Concerto No.5 in D BWV 1050 is perhaps the most interesting of the six concertos, the crazy harpsichord cadenza in the first Allegro seeming to herald the age of the Classical keyboard concerto.  I think there could have been a bit more sense of ‘unrest’ here – if not an outright ‘revolution’!  The debates between the flute (Feinstein – playing with a lovely transparent tone) and violin (Takahashi) felt a little ‘civil’ at times.  It’s hard not to smile at the harpsichord’s manic disruptiveness, but Robin Bigwood’s virtuosity was delivered with a modesty and coolness that was almost ironic.  The re-entry of the other instruments was assertive, as if to silence the intrusion into the hierarchical courtly discourse, but Bigwood teasingly continued to insert flourishes into the subsequent ritornelli.

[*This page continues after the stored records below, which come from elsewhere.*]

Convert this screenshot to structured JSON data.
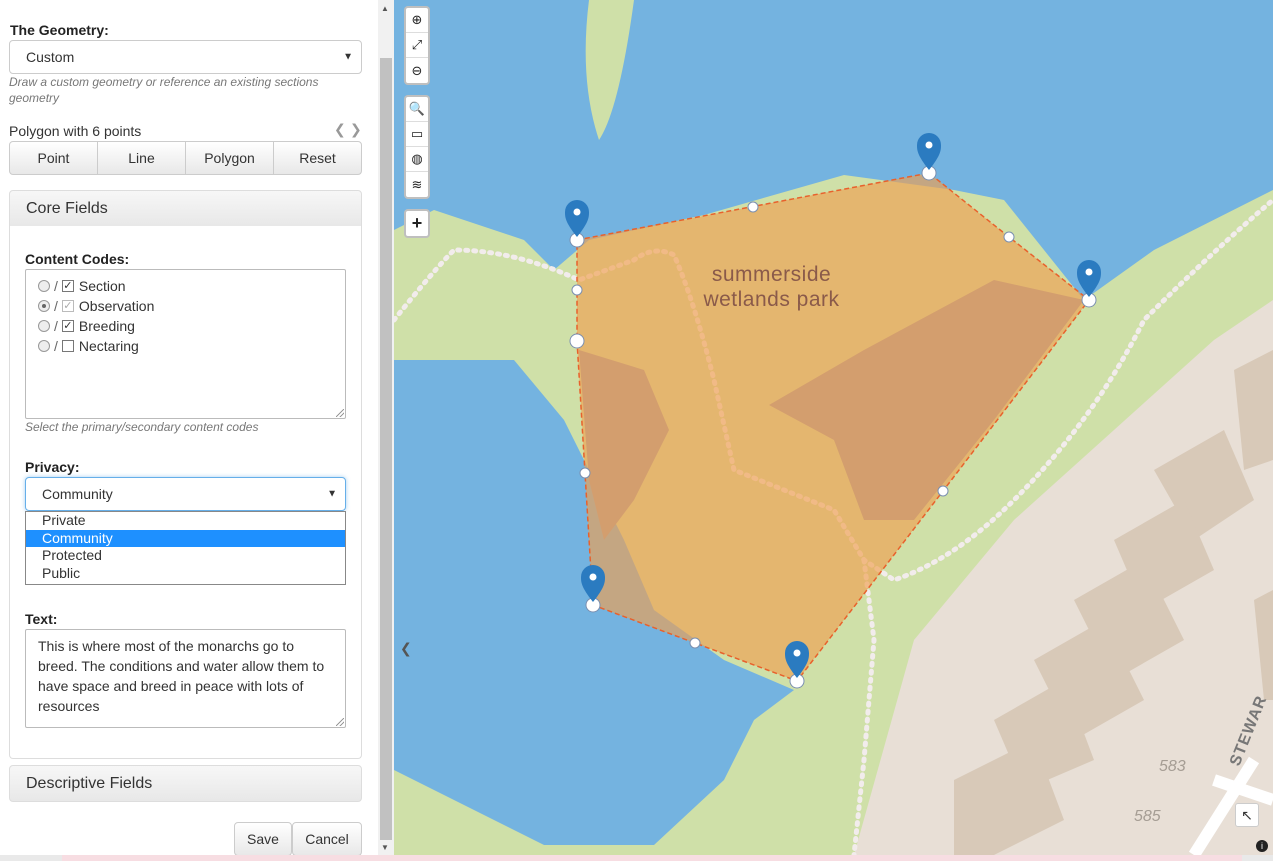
{
  "geometry": {
    "label": "The Geometry:",
    "selected": "Custom",
    "help": "Draw a custom geometry or reference an existing sections geometry",
    "status": "Polygon with 6 points",
    "buttons": [
      "Point",
      "Line",
      "Polygon",
      "Reset"
    ]
  },
  "core_fields": {
    "title": "Core Fields",
    "content_codes_label": "Content Codes:",
    "codes": [
      {
        "label": "Section",
        "primary": false,
        "secondary": true
      },
      {
        "label": "Observation",
        "primary": true,
        "secondary": true
      },
      {
        "label": "Breeding",
        "primary": false,
        "secondary": true
      },
      {
        "label": "Nectaring",
        "primary": false,
        "secondary": false
      }
    ],
    "codes_help": "Select the primary/secondary content codes",
    "privacy_label": "Privacy:",
    "privacy_selected": "Community",
    "privacy_options": [
      "Private",
      "Community",
      "Protected",
      "Public"
    ],
    "text_label": "Text:",
    "text_value": "This is where most of the monarchs go to breed. The conditions and water allow them to have space and breed in peace with lots of resources"
  },
  "descriptive_fields": {
    "title": "Descriptive Fields"
  },
  "footer": {
    "save": "Save",
    "cancel": "Cancel"
  },
  "map": {
    "park_label_line1": "summerside",
    "park_label_line2": "wetlands park",
    "house_numbers": [
      "583",
      "585"
    ],
    "street": "STEWAR",
    "colors": {
      "water": "#74b3e0",
      "park": "#cfe0a8",
      "polygon": "#f0a050",
      "edge": "#e8612c",
      "marker": "#2b7bc0",
      "buildings": "#d8c9b8"
    },
    "toolbar_icons": [
      "zoom-in-icon",
      "fullscreen-icon",
      "zoom-out-icon",
      "search-icon",
      "select-area-icon",
      "globe-icon",
      "layers-icon",
      "add-icon"
    ],
    "toolbar_glyphs": [
      "⊕",
      "⤢",
      "⊖",
      "🔍",
      "▭",
      "◍",
      "≋",
      "+"
    ]
  }
}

The flamboyance and joyfulness of the second concerto (BWV 1047), with its quartet of soloists (violin, oboe, recorder and trumpet) made for a satisfying complement to the rich colours of the first concerto which had opened the performance.  In the Allegro the hues were constantly changing and there was a sense of infinite invention; the Andante was eloquent, with some especially lovely playing from oboist James Eastwood.  A good tempo, not too fast, was set for the Allegro assai which saw trumpeter David Blackadder pipe like an organ, pumped up by an agile cello and countered by the nasality of the oboe.  The soloists were a distinct group but still part of the greater whole.

The musicians – and the audience – enjoyed it so much that after the enthusiastic applause, there was nothing for it but to play the final flourish of Bach’s invention once again.